From Model Scaling to System Scaling: Scaling the Harness in Agentic AI
This paper argues that the next major bottleneck in agentic AI is system-level design—what the authors call 'scaling the harness'—rather than continued model scaling alone. The agent harness encompasses memory substrates, context constructors, skill-routing layers, orchestration loops, and verification/governance components that together translate model capability into long-horizon behavior. The authors identify three core bottlenecks (context governance, trustworthy memory, dynamic skill routing) and propose harness-level benchmarks measuring trajectory quality, memory hygiene, and verification cost. They introduce CheetahClaws, a Python-native reference harness, and compare it against Claude Code and OpenClaw.
Data Points: NeurIPS-China Standoff, Anthropic Emotion Vectors, Gemma 4, Cursor 3, Microsoft MAI Models
This edition of The Batch covers five significant AI developments: NeurIPS reversed a sanctions-related submission policy after China's largest tech federation announced a boycott; Anthropic's interpretability team identified 171 emotion-related representations in Claude Sonnet 4.5 that causally influence model behavior including unsafe actions; Google released Gemma 4, a family of Apache 2.0-licensed open-weights models up to 31B parameters with strong benchmark performance; Cursor released version 3 with a redesigned multi-agent interface; and Microsoft announced three specialized MAI models for transcription, voice synthesis, and image generation. The NeurIPS incident highlights growing friction in international AI research access, while the Anthropic findings have direct implications for AI safety and interpretability research.

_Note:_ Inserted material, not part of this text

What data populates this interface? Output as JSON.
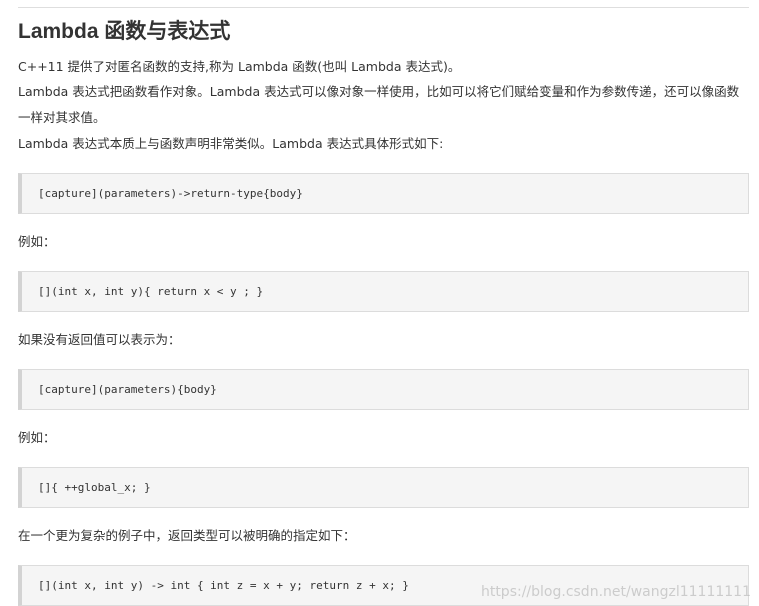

Data Points: OpenAI shuts down Sora, Anthropic multi-agent harness, EVA voice benchmark, Arm AGI CPU, White House AI preemption proposal
OpenAI is shutting down its Sora text-to-video platform without explanation, ending a major Disney licensing deal worth up to $1 billion and eliminating video capabilities from ChatGPT amid Hollywood copyright tensions. Anthropic published details on a multi-agent harness enabling Claude to build full-stack applications over multi-hour sessions using a planner-generator-evaluator architecture. ServiceNow AI Research released EVA, an open-source two-dimensional benchmark for voice agents measuring both task accuracy and conversational experience quality. Additional items cover Arm's first self-designed data center CPU (AGI CPU) co-developed with Meta, and the Trump Administration's legislative proposal for a federal AI framework that would preempt state AI laws.

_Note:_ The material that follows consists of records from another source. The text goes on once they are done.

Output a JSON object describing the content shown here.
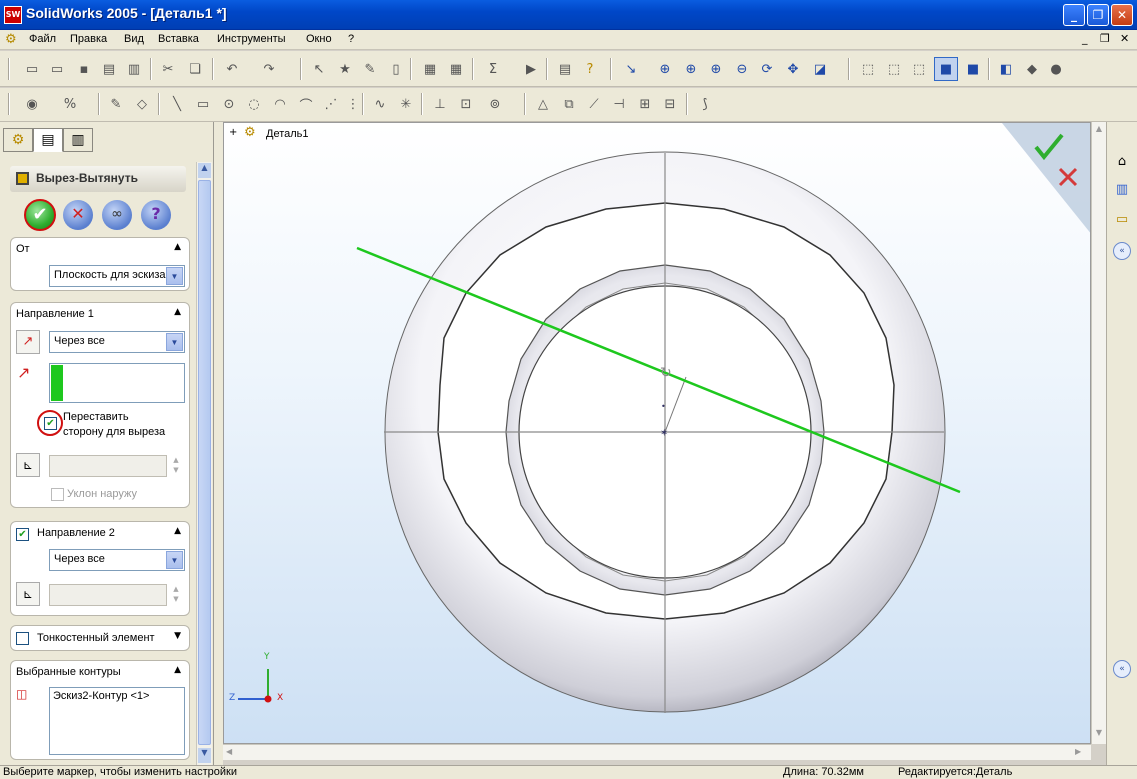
{
  "window": {
    "title": "SolidWorks 2005 - [Деталь1 *]",
    "app_icon_text": "SW"
  },
  "menu": [
    "Файл",
    "Правка",
    "Вид",
    "Вставка",
    "Инструменты",
    "Окно",
    "?"
  ],
  "feature_manager": {
    "feature_title": "Вырез-Вытянуть",
    "from_section": {
      "label": "От",
      "selected": "Плоскость для эскиза"
    },
    "direction1": {
      "label": "Направление 1",
      "end_condition": "Через все",
      "flip_side_label_line1": "Переставить",
      "flip_side_label_line2": "сторону для выреза",
      "flip_side_checked": true,
      "draft_outward_label": "Уклон наружу"
    },
    "direction2": {
      "label": "Направление 2",
      "enabled": true,
      "end_condition": "Через все"
    },
    "thin_feature": {
      "label": "Тонкостенный элемент"
    },
    "selected_contours": {
      "label": "Выбранные контуры",
      "items": [
        "Эскиз2-Контур <1>"
      ]
    }
  },
  "tree": {
    "root": "Деталь1"
  },
  "triad": {
    "x": "X",
    "y": "Y",
    "z": "Z"
  },
  "status": {
    "message": "Выберите маркер, чтобы изменить настройки",
    "length": "Длина: 70.32мм",
    "mode": "Редактируется:Деталь"
  },
  "colors": {
    "accept": "#2fae2f",
    "cancel": "#d43a3a",
    "sketch_line": "#1ec81e",
    "title_bar": "#0a5de0"
  }
}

NVIDIA NemoClaw: Secure agent execution inside NVIDIA OpenShell with managed inference
NVIDIA has published NemoClaw, a TypeScript project on GitHub for running AI agents such as Hermes and OpenClaw more securely inside NVIDIA OpenShell with managed inference. The repository has accumulated over 20,000 stars, suggesting notable community interest. The project appears to be part of NVIDIA's broader NeMo ecosystem for enterprise AI agent deployment.